L'Église catholique a préféré mentionner le « reniement » du baptême d'un catholique qui, lui, demandait l'effacement de toute mention. Se prévalant du RGPD, il s'est heurté au Conseil d'État. Clubic décrypte la décision.

C'est une affaire de données personnelles disons, peu banale, que les membres du Conseil d'État ont eu à trancher. Un individu de confession catholique, qui souhaitait se faire débaptiser, a été confronté au refus de l'Église et a donc, en février 2020, saisi la CNIL, pour obtenir gain de cause. Mais le gendarme des données a préféré renvoyer le dossier devant le Conseil d'État, qui a fini par trancher… en faveur de l'association diocésaine d'Angers. Mais pourquoi donc ?

Le RGPD ne s'applique pas pour un individu qui souhaite être « débaptisé »

Le refus d'être débaptisé au nom du RGPD, le règlement européen sur la protection des données, a suscité des débats jusqu'au Conseil d'État, au moment de trancher la demande d'un catholique qui souhaitait exercer son droit d'effacement et d'opposition au traitement des données figurant dans le registre des baptêmes du diocèse d'Angers.

L'Église a refusé en expliquant que le registre ne servait qu'à « conserver la trace d'un événement » qui, à ses yeux, constitue l'entrée d'un individu dans la communauté chrétienne. Le diocèse a expliqué que le baptême était notamment requis « pour accéder au mariage ». Retirer donc la trace du baptême reviendrait alors à priver l'individu de son droit à un mariage religieux catholique.

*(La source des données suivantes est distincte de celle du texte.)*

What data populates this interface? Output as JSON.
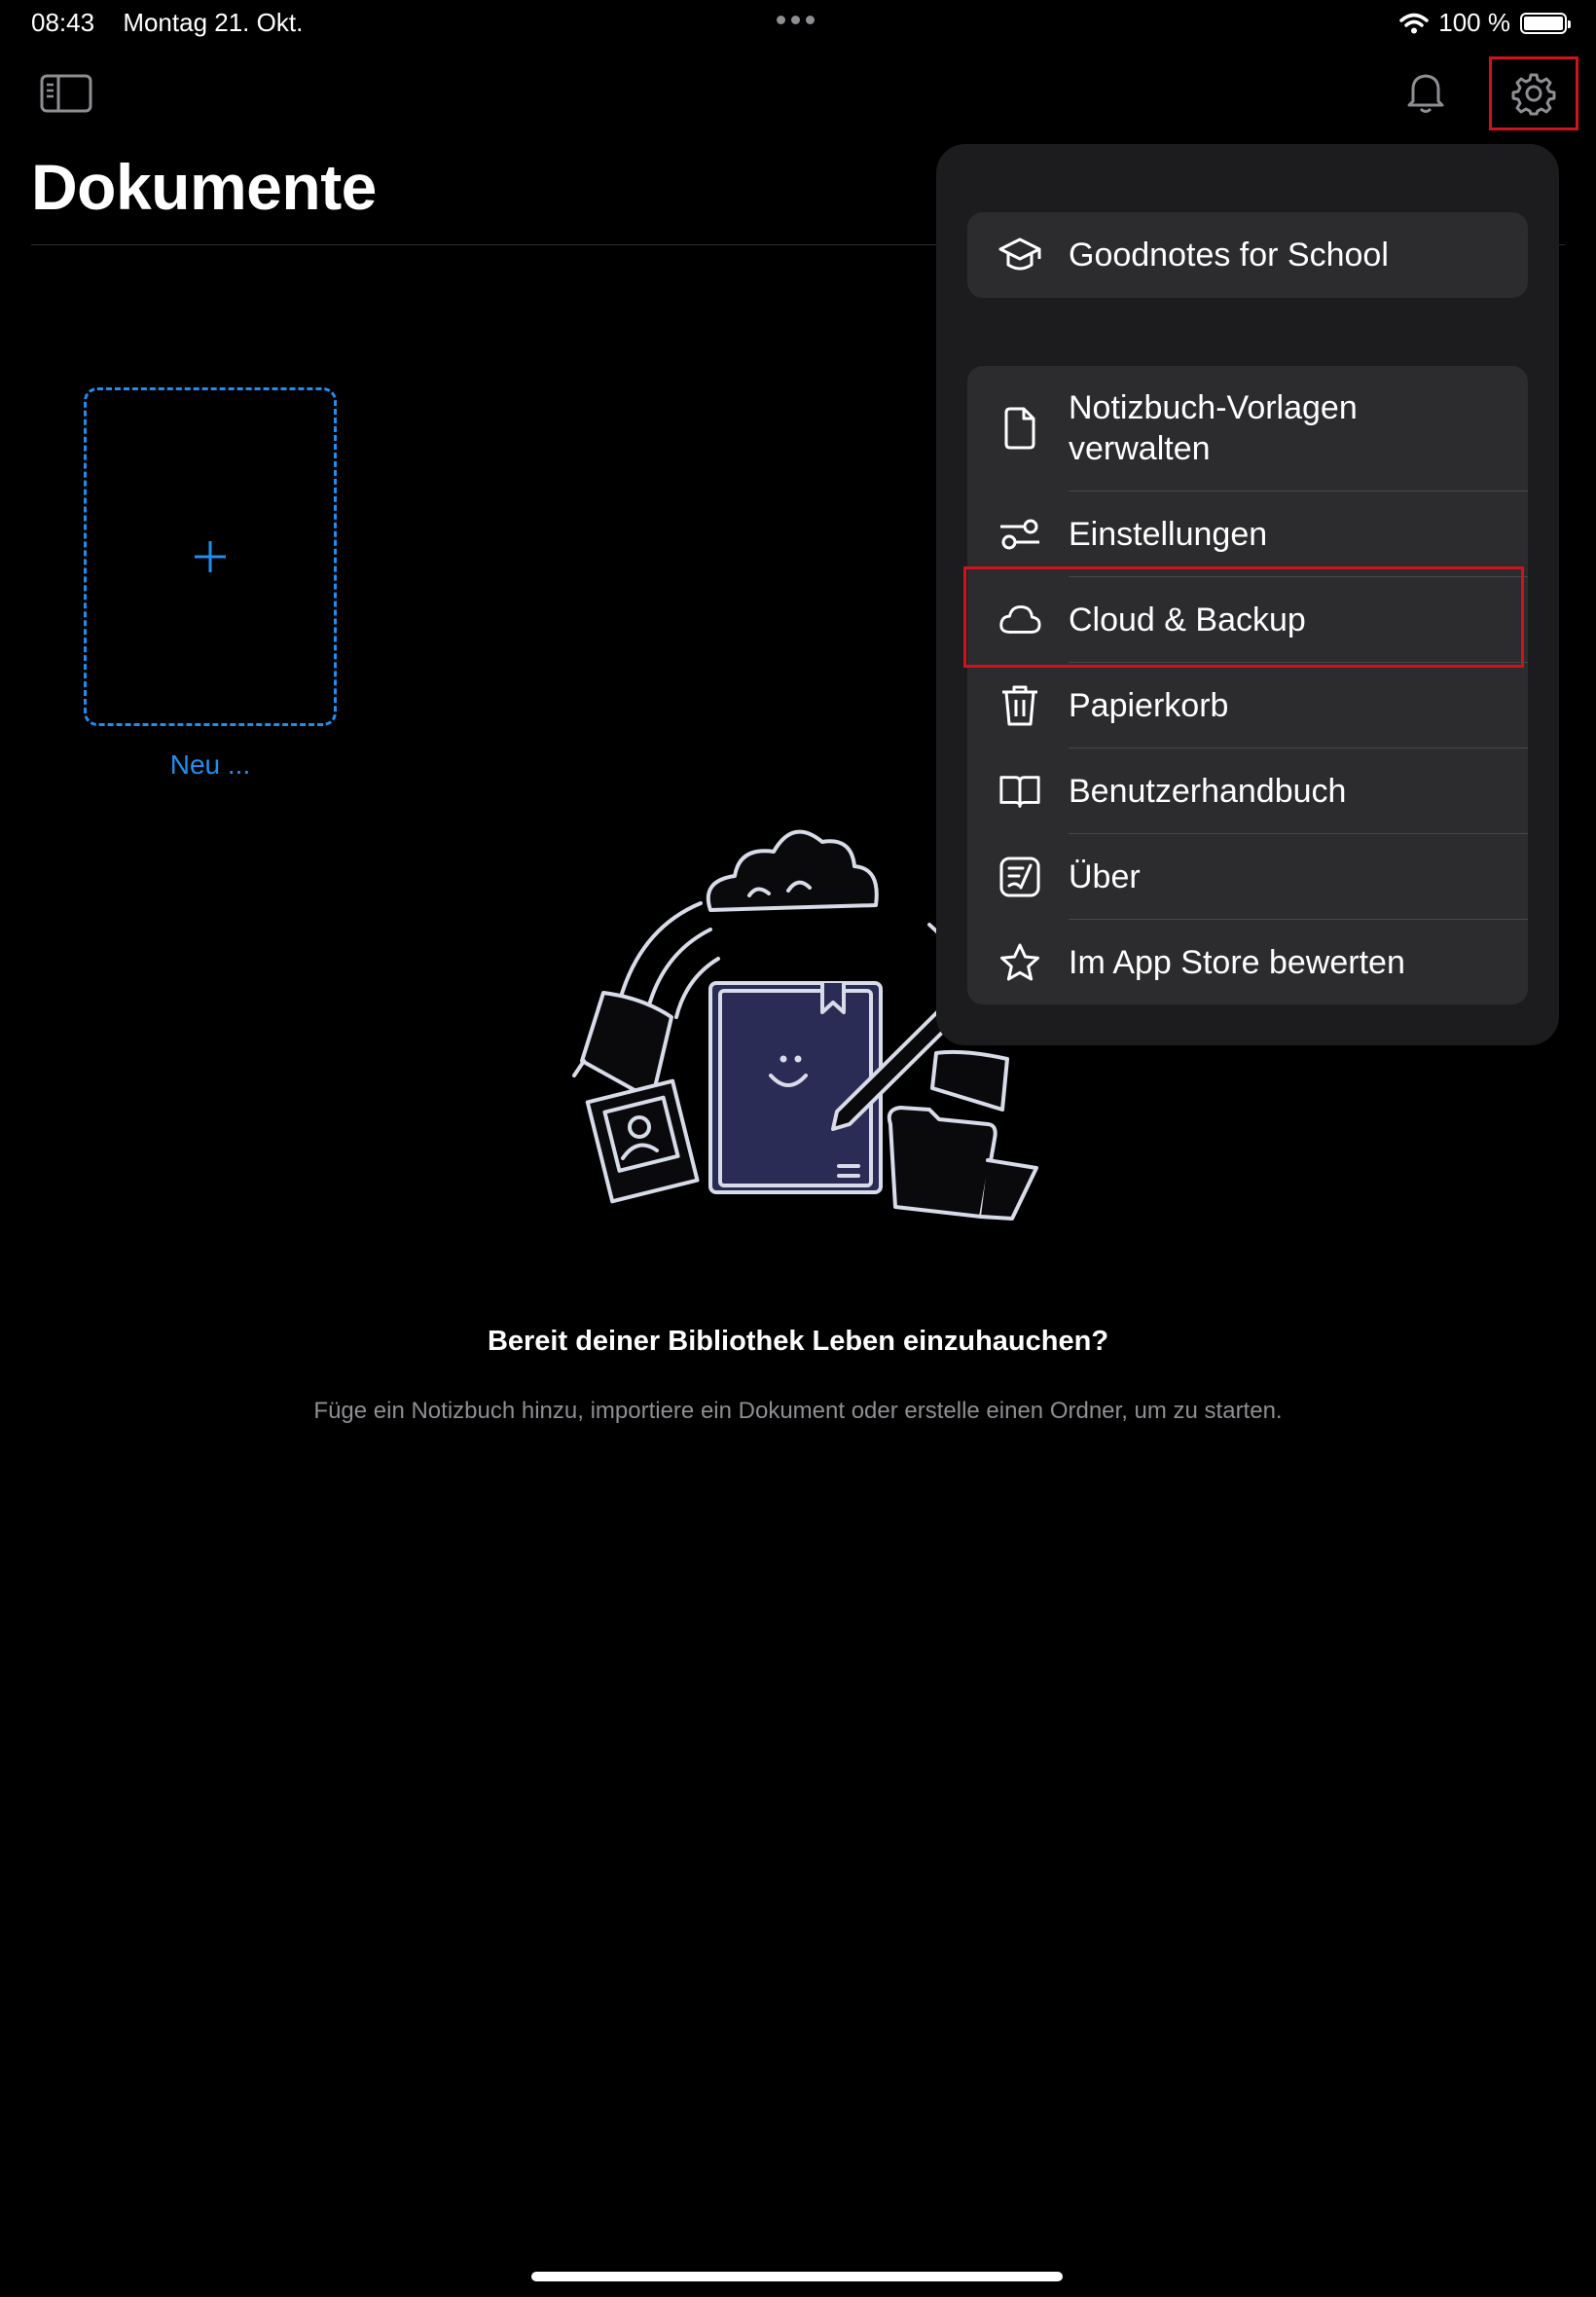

Cet argument a, en partie, fait mouche auprès du Conseil d'État, dans sa décision du 2 février 2023 lue le 2 février 2024. La plus haute juridiction administrative approuve la décision de l'Église et l'explication selon laquelle effacer un baptême poserait des problèmes pour ceux qui souhaitent réintégrer la communauté chrétienne, en vue d'un mariage religieux par exemple, comme nous l'expliquions.

L'Église propose une solution intermédiaire inhabituelle, acceptée par la CNIL et le Conseil d'État

La CNIL avait déjà estimé, en son temps, qu'il n'existait pas de motif valable d'effacement au sens du RGPD. Le Conseil d'État a aussi validé ce raisonnement, en soulignant que la mention des données sur le registre des baptêmes ne constitue pas un traitement illicite de l'information. Il évoque aussi la nécessité de conserver ces données jusqu'au décès de la personne baptisée.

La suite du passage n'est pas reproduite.